Notez que stricte et rude sont deux choses très différentes. Le régime Français est beaucoup moins rude que l’Allemand. Les officiers Allemands ont pu s’en rendre compte en Extrême-Orient. Dans une interview qu’à son retour de Chine, le feld-maréchal de Waldersee accorda à un représentant d’un grand journal parisien (interview dont les termes ne furent pas démentis), le maréchal aurait dit en comparant favorablement la discipline Française à l’Allemande : « Vous employez évidemment d’autres moyens que nous, mais vous arrivez au même résultat ».

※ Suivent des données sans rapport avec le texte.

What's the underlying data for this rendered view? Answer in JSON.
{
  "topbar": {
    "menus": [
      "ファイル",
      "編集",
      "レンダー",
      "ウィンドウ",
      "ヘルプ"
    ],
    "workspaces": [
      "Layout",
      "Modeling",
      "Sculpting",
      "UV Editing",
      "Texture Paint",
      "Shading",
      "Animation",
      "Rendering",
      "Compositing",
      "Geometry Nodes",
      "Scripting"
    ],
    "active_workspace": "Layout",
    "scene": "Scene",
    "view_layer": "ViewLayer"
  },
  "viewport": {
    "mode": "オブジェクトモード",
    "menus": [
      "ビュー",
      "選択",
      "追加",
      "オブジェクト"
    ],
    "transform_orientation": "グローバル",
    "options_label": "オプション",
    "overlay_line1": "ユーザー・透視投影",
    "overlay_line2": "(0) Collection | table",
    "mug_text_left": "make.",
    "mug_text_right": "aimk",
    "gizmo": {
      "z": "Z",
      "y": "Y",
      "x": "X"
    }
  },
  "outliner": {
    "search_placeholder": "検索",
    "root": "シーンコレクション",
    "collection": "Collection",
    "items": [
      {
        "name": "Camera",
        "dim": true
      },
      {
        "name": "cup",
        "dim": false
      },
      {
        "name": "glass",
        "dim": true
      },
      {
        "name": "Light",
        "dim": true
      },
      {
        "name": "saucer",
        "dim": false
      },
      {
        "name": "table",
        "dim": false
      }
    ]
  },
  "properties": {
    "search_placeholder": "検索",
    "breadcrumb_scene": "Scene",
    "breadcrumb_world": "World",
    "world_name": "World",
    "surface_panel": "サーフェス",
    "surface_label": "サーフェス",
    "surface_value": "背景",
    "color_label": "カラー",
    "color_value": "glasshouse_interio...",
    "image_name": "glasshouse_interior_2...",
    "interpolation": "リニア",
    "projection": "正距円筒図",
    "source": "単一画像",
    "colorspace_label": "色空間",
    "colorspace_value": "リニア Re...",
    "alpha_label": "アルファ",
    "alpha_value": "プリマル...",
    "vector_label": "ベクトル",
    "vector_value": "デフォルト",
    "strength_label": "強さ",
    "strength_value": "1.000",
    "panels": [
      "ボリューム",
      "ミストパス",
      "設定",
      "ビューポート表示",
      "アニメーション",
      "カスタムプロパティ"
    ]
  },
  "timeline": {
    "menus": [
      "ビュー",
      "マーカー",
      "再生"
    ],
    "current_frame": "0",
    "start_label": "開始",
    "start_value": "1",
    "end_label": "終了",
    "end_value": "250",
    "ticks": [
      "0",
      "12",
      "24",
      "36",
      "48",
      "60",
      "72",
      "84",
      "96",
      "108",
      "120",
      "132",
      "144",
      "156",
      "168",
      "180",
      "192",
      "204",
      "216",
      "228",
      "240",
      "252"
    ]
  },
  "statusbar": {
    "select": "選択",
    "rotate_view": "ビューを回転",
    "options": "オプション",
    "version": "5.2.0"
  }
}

La question n’est donc pas de savoir s’il faut adoucir la discipline actuelle, mais s’il faut la transformer. Ce n’est pas la modification du procédé que poursuivent les réformateurs, c’est le renversement du principe. Si la France s’éprenait sérieusement de leur point de vue, elle n’aboutirait vraisemblablement qu’à faire de son armée, sous le rapport de la tenue et de la valeur de l’effort individuel, une médiocre garde nationale. En tous cas, si même une telle réforme n’était pas imprudente, ce n’est pas par la révolte d’en bas qu’elle pourrait s’accomplir et loin de la préparer, c’est la rendre plus difficile encore que de laisser attaquer les officiers avec la violence haineuse qui caractérise les pamphlets édités par le parti socialiste antimilitariste ; le gouvernement devrait combattre énergiquement leur introduction dans les casernes et leur diffusion parmi les conscrits ; il peut en résulter du mal : il ne saurait en résulter aucun bien.

Dans la Marine.

Quelle que soit l’orientation donnée à l’armée en vue de la solution du « problème militaire », il importe de remarquer que cette solution ne saurait s’appliquer à la marine. Si, depuis le service obligatoire, l’opinion, dans son ensemble, se croit assez instruite pour discourir sur les choses militaires et même les juger en dernier ressort, pareille audace lui est interdite lorsqu’il s’agit des choses de la mer. Là elle sent son incompétence et la Presse elle-même ne possède pas les connaissances suffisantes pour lui venir en aide et lui fournir les arguments d’une discussion un peu approfondie. Elle s’irrite contre les abus administratifs quand on les lui signale ; elle s’enthousiasme pour les sous-marins quand on lui dit le grand succès de leurs premières expériences. Mais les problèmes de l’inscription maritime, de l’organisation des arsenaux, de l’armement et de la construction des navires passent ses moyens d’appréciation. Une autre différence avec l’armée de terre, c’est qu’ici la formule disciplinaire n’est susceptible d’aucune expérience osée, d’aucune modification sérieuse. La discipline à bord est à la fois plus paternelle et plus rude qu’au régiment ; elle se relâche d’elle-même et très volontiers, dès que le marin est à terre, et les rapports entre lui et ses officiers sont empreints d’une sorte de cordialité et de bonhomie qui sont le fruit des dangers courus ensemble dans l’isolement terrible et le redoutable tête-à-tête d’une poignée d’hommes avec l’Océan immense. À bord, il ne s’agit pas de plaisanter : il y va de la vie de chacun et les hommes seraient les premiers à rétablir l’obéissance passive si quelque fantaisie gouvernementale la réglementait dans un sens différent. Enfin, l’indépendance du commandement revêt un caractère unique : n’importe les perfectionnements scientifiques qui permettront dans l’avenir aux navires de communiquer entre eux et avec la terre, le commandant sera toujours à son bord « le seul maître après Dieu », comme dit une vieille formule, et il ne sera jamais possible de comparer sa situation avec celle d’un colonel par rapport à son régiment.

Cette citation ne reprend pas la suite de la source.